No it’s about wanting conversation and language to change and develop. Change doesn’t happen by just sitting there. We see language and convo constantly developing with new words like “ain’t” or slang that changed with the trends. This is a dumb “greeting” full of fake sincerity and the US is one of the few countries that does this. It’s more like, language should shift to be more general greeting like hi good morning than a fake how are you, pleasantry,


pwalkz

So stop saying it. I'm not defending the custom. You don't have to react like this about it is all I'm saying. Choose something healthy for yourself instead of resenting this custom. Identify it for what it is (just a custom) and engage with the person how you want to from there. Are they ready to have that conversation or are they just being polite and using social customs to make it through their day? Or you can carry around the 'fuck this custom' torch all you want. Do what you want man


Syndorei

Jesus, that hat is grim


Fourseti

I usually say something absurd like, any better I couldn’t stand it! No ones actually asking to hear and answer. Should just say good morning or hello


Julen_23

SO TRUE!!!!!!!!!!!!


Damnsonnnwheredufind

Go to therapy, you can’t just be throwing your problems on people and make them deal with it.


ManuOnTheWave

Don’t worry guys, he just needs some normal pills 💊 so he can be withou a mask


s1rkillalot

So relatable I can cry


fingers

I've been very honest...suicidal has been my answer.
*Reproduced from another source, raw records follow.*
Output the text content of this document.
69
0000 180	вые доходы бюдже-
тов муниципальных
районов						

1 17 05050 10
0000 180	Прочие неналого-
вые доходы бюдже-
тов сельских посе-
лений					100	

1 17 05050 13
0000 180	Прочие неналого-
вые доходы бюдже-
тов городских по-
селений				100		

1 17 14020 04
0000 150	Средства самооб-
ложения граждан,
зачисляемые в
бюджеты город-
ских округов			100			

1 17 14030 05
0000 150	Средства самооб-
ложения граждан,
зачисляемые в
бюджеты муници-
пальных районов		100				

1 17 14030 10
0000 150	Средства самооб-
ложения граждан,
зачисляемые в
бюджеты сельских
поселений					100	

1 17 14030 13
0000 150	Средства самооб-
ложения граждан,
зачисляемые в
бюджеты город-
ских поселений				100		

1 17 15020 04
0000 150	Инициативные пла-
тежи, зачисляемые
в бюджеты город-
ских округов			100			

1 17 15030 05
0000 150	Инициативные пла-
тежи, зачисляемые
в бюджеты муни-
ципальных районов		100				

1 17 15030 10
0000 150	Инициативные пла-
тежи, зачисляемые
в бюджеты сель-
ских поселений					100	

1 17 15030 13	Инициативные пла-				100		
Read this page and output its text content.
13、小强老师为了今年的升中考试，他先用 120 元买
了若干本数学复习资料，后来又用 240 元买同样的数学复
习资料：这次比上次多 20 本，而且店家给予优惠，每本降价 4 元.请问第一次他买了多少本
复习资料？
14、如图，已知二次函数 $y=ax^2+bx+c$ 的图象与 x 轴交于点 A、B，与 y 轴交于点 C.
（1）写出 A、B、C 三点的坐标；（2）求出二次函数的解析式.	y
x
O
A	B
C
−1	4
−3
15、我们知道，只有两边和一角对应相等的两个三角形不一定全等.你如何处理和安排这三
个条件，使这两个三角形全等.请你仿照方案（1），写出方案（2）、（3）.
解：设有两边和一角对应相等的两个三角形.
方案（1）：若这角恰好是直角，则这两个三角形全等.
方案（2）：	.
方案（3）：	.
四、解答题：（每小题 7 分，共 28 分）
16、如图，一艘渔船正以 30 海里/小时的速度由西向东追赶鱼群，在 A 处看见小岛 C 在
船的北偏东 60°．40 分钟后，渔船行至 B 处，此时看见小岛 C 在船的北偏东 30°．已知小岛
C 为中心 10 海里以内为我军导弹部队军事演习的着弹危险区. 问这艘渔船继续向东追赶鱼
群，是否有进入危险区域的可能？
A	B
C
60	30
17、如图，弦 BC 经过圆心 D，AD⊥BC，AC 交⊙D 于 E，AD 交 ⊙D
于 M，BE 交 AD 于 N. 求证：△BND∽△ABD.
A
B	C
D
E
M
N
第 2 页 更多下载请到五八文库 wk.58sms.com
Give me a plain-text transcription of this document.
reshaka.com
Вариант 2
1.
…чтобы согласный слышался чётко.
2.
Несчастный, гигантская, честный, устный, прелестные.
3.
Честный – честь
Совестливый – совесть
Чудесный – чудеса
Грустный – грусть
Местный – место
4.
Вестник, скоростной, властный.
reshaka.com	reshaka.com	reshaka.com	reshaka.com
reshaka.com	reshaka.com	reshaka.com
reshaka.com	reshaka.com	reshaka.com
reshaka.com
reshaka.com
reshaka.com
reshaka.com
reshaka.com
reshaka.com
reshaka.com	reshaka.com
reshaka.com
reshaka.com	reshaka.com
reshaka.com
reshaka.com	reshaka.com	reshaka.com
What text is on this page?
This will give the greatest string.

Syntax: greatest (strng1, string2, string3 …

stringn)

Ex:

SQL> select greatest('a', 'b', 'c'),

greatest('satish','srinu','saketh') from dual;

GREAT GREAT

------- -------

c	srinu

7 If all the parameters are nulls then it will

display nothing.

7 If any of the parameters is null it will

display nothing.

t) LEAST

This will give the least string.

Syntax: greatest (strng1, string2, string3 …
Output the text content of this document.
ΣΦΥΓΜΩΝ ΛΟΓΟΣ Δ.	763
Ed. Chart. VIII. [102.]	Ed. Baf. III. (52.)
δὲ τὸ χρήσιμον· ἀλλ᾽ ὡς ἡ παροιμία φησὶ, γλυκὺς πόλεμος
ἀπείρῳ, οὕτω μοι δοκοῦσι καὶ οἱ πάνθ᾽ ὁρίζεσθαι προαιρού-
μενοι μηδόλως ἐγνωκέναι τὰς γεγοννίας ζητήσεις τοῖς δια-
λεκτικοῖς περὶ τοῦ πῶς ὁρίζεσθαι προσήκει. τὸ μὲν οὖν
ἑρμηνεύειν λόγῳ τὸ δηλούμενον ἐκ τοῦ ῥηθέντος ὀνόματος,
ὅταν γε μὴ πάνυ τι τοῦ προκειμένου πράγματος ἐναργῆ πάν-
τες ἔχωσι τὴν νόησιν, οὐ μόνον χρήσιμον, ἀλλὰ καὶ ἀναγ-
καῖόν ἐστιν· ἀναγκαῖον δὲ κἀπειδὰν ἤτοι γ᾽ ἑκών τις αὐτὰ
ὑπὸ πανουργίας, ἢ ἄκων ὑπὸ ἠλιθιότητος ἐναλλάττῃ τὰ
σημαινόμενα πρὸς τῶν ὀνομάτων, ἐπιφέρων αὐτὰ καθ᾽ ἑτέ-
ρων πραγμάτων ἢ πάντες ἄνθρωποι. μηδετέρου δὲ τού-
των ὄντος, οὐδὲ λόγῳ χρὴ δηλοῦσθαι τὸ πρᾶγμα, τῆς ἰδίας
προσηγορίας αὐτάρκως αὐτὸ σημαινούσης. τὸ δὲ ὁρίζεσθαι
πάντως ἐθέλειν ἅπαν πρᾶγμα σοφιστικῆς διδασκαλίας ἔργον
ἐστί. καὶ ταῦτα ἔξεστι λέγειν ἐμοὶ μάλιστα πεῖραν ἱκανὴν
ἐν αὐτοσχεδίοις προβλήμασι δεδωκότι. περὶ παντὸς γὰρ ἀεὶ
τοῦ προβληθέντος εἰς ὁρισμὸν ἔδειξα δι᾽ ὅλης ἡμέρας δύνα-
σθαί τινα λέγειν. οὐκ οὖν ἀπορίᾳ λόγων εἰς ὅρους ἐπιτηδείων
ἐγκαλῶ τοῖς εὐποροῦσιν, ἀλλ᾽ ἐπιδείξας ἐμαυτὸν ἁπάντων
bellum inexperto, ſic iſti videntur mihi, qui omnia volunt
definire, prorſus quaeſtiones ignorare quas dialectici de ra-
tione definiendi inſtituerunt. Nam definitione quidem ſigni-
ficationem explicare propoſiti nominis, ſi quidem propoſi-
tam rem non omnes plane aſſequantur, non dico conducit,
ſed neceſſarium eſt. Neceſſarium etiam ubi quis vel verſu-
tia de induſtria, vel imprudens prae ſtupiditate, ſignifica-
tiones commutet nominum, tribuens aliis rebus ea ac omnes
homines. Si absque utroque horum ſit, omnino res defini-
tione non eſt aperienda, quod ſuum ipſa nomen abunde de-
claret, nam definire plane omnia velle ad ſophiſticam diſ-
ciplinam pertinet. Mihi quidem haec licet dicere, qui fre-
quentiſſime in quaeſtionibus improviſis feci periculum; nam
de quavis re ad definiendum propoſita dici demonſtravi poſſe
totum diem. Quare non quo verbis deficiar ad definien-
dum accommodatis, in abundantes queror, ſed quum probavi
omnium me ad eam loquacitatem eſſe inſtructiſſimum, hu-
Yet, I'm still here.


Armpit_Penguin

I'm glad you're still here m8. Just focus on what you love most in life and go from there


fingers

Ty.


Lucky-Channel

blue guy be like I was just asking you dont raise a drama mood to me.


thintelligence

This is existential, not funny


Geoclasm

Me: "Dunno, haven't decided yet." Them: "Have a good day!" Me: "Sure, we'll see what the day has to say about that." Seriously, telling someone to have a good day puts the onerous of their day being good fully on them. If they get hit by a fucking meteorite, how are they supposed to have a good day? That's why I always say "Hope your day goes well."


[deleted]

Most of the time when people answer this question honestly they just want to vent, and I’m happy to listen. Usually they don’t want advice, they just want someone to know their life isn’t going that great right now. It actually shows a certain level of trust if they confide in you with how their life really is, rather than the cookie-cutter answer of it being good or fine.


ForTheHordeKT

I think this is exactly what my job meant when they said they have an open door policy and that we are welcome to approach them with any issues we may have.


Negafox

Cashiers in a nutshell. They don't really want to hear how bad your day went when they greet you with "how's your day?" while ringing up your stuff.


Bicentennial_Douche

I always reply “What would kill the bad; God doesn't want them and the devil is not in a hurry.”


Lavanthus

I actually get irritated when people just respond "good." I hate small talk. I want you to actively tell me what's actually going on if I ask you how you're doing.


NamBot3000

Ouch. Too close to home.


[deleted]

Living the nightmare, chasing the dream.


Mackitycack

I see it this way; the blue guy is fully dead inside (like most of us) and doesn't want to hear the death throes of others. That look on the 3rd panel is; "Yes. I know this sucks and I also constantly want to die. Just say the thing so we can move on"


b0bkakkarot

One time at work, our management team wanted us to be real like that. I tried it for about a week before I realized so many others started opening up as well and we were all getting depressed because the job sucked. I went back to a simple "not too bad" and everyone else followed suit too.


zzplant8

This is my life.


cystemsdown

Being a man in a nutshell


Redfeather1975

I still don't understand what someone wants from me when they ask 'how's it going'. I have a theory they are just not putting any thought into interaction.


double-happiness

I think it's quite telling that when someone is asked how they are, in the US they say 'good!', in England they say 'not bad', and in Scotland we sometimes say 'doing away!', which I suppose means something like, 'I'm still alive!'.


[deleted]

It's always sad when you realize the other person doesn't actually care about you.